EDITORIAL: Adopting EAPS ends the pain of forex in regional trading

The Rwanda Franc will now be used to directly transact in goods and services from Uganda, Kenya and Tanzania. Business persons have been enduring the pain of having to exchange the national currency into the Dollar or currencies of countries where they are transacting from.

Thursday, December 04, 2014

The Rwanda Franc will now be used to directly transact in goods and services from Uganda, Kenya and Tanzania. Business persons have been enduring the pain of having to exchange the national currency into the Dollar or currencies of countries where they are transacting from.

This means more than just the foreign exchange charges as traders lose time and other resources in such fulfillments.
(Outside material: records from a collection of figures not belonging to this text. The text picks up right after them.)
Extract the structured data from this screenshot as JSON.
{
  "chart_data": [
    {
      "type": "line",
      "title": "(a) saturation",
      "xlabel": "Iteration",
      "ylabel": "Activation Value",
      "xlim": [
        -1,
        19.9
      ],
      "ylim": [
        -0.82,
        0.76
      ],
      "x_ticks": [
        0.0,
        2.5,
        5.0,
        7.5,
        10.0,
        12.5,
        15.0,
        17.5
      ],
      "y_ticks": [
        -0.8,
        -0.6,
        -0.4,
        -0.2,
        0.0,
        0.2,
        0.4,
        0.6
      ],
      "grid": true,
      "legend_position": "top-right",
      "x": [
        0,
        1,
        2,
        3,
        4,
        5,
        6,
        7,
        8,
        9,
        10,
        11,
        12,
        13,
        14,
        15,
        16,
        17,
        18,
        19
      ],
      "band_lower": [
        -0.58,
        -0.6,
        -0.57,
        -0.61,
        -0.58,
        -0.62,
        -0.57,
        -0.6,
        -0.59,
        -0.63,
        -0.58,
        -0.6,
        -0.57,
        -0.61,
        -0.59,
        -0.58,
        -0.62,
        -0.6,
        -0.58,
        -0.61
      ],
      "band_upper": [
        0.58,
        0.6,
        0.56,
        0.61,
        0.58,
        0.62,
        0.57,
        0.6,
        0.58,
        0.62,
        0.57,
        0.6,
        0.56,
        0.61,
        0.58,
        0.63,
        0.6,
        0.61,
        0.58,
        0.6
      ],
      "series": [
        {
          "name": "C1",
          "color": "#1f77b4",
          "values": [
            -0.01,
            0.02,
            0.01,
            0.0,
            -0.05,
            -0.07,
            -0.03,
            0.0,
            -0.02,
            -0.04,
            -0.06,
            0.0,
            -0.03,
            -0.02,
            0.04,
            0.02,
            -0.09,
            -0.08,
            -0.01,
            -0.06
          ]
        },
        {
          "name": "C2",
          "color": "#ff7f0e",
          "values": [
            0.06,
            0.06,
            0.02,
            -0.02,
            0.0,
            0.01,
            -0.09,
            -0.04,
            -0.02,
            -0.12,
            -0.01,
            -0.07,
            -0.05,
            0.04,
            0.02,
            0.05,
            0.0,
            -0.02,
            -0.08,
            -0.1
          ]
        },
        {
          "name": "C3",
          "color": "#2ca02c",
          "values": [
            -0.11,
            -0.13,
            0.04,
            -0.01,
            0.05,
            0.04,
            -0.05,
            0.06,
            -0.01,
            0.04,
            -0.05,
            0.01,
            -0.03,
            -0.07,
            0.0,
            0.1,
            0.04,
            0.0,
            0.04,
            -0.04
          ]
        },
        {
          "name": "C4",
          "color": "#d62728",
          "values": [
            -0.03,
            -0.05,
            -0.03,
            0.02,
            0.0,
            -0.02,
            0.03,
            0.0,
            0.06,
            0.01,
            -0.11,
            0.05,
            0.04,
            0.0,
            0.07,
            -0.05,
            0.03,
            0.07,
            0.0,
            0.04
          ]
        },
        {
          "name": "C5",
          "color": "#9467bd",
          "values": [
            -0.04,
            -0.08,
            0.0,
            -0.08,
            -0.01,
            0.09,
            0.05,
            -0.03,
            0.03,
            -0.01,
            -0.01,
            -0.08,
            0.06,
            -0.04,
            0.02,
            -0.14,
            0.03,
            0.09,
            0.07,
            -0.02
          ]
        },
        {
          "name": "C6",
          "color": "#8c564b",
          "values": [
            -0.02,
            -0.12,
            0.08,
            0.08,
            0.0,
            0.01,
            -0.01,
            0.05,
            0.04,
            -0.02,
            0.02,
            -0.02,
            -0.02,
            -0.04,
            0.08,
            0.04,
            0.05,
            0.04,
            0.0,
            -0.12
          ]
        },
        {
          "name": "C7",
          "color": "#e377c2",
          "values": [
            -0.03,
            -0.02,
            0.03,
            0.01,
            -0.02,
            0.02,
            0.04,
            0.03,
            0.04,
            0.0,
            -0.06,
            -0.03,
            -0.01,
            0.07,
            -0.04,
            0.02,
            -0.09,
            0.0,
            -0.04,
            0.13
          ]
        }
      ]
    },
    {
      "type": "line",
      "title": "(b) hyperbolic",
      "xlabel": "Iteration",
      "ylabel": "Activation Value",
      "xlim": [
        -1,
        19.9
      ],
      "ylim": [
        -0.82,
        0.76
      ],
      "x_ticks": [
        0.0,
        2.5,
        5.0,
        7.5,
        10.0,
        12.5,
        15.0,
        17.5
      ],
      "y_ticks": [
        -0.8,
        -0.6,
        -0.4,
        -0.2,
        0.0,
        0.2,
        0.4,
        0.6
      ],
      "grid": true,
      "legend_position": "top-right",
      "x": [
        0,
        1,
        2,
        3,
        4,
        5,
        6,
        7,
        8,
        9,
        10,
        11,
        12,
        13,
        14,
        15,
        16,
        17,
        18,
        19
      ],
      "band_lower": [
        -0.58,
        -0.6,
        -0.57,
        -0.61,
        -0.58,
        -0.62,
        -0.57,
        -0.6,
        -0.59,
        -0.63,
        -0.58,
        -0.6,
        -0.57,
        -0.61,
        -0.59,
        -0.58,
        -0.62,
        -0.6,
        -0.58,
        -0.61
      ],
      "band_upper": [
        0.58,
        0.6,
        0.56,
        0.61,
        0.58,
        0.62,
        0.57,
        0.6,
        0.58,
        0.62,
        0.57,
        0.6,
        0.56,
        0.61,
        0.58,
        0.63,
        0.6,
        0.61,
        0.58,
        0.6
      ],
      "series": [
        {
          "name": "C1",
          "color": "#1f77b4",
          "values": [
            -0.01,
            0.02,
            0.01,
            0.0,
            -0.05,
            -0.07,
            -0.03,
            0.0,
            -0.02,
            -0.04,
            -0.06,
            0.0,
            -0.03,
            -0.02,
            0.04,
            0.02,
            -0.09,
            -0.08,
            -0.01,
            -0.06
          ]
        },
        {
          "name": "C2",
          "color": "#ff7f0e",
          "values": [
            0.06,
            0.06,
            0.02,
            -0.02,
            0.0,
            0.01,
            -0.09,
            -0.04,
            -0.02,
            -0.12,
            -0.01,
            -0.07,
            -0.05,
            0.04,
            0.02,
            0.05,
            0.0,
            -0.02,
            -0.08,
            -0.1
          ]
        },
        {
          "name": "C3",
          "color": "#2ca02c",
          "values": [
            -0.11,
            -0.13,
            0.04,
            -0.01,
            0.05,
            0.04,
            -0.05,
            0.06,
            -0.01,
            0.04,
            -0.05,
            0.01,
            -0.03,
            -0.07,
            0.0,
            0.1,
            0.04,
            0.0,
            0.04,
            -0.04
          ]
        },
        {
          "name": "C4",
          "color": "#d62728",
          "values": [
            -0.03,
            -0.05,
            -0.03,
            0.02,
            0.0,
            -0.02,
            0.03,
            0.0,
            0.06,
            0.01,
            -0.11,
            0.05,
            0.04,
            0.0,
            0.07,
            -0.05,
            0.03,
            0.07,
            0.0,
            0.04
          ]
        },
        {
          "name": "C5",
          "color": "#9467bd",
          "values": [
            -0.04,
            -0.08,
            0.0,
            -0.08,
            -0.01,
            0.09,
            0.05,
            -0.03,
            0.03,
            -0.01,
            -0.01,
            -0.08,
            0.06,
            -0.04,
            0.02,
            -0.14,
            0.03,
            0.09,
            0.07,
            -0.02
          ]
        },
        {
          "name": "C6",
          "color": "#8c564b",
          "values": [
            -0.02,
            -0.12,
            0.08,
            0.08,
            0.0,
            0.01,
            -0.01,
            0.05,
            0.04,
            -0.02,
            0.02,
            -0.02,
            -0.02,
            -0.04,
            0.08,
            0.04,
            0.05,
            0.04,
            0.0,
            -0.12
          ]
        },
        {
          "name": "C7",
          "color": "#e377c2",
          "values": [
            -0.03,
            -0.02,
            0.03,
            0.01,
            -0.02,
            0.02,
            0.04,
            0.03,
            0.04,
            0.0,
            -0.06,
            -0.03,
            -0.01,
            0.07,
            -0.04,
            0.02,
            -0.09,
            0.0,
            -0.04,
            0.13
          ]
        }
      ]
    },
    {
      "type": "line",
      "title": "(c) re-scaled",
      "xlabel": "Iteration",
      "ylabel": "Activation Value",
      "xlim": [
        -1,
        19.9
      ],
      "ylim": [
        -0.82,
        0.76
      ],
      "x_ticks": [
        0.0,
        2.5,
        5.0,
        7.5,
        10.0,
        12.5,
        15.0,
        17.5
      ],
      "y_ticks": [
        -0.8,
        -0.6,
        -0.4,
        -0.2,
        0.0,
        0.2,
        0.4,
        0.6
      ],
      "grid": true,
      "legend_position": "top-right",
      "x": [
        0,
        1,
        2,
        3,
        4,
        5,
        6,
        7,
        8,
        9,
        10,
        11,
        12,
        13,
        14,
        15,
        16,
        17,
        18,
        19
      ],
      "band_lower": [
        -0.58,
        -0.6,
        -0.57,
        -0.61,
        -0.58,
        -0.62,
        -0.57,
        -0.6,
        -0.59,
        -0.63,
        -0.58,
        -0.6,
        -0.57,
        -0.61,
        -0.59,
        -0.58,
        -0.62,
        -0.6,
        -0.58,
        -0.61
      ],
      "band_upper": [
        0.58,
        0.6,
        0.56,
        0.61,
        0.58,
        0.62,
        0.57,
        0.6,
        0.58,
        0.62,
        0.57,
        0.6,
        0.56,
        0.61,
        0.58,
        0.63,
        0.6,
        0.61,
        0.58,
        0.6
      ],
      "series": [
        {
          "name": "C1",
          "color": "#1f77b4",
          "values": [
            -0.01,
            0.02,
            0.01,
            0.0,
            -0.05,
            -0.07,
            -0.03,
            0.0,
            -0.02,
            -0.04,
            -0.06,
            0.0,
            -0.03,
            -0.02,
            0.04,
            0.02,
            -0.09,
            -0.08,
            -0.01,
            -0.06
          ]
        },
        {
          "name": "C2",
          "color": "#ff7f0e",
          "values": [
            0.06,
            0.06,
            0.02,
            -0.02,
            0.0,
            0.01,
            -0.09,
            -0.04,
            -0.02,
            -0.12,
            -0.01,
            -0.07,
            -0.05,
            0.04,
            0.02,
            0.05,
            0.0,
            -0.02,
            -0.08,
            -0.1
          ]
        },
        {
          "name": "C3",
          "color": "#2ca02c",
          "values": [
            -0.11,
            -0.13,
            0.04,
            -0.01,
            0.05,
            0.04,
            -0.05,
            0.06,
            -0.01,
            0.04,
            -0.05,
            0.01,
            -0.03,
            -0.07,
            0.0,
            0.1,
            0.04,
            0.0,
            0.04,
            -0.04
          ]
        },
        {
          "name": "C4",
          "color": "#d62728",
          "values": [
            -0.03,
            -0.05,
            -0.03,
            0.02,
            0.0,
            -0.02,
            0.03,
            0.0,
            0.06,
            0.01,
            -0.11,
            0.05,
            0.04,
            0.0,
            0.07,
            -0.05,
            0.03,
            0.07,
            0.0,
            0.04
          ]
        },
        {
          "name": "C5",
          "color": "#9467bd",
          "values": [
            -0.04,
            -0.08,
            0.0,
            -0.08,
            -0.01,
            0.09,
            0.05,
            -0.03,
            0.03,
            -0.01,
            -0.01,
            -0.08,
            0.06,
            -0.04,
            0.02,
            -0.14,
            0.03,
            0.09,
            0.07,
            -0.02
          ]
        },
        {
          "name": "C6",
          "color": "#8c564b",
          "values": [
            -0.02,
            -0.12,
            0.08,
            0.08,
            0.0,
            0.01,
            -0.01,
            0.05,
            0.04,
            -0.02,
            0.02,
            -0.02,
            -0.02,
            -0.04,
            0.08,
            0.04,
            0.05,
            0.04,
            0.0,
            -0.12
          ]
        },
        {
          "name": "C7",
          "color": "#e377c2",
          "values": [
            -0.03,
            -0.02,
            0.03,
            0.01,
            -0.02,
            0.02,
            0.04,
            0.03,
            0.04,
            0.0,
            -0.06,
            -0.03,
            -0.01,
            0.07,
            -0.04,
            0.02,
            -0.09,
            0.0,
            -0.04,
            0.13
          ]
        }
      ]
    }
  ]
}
The burden is no more after the central bank adopted the East African Payment System (EAPS), a regional Real Time Gross Settlement System that allows payments to be carried out using local currencies of subscribing member countries of the Community.

Only Burundi is yet to join the EAPS as it has to do some infrastructural adjustments.

Although the system is electronic and will mean beneficiaries have to bear the burden of using computers to effect, EAPS is a milestone in the efforts to harmonise and integrate the payment system to enhance cross-border trade.

With the click of a mouse, either at the bank or on personal computers, a trader will efficiently effect transactions across the borders to the subscribed countries.

Also eliminated are time and the risks that take place whenever traders travel on the road with big sums of money. There are times when such traders have been ambushed by robbers and lost their investment capital. The EAPS will ensure such occurrences are like bad dreams experienced by robbers.

Until the EAPS revolution, any payment from, say Kampala, went through Brussels before being rerouted to Kigali, Dar es Salaam or Nairobi using SWIFT, resulting into unnecessary delays.

This is a milestone businesspersons have to capitalise on to ease their transactions across the borders. With each plausible integration development, policymakers should look for more of such life-changing milestones that will take the Community to greater heights and better serve the citizens.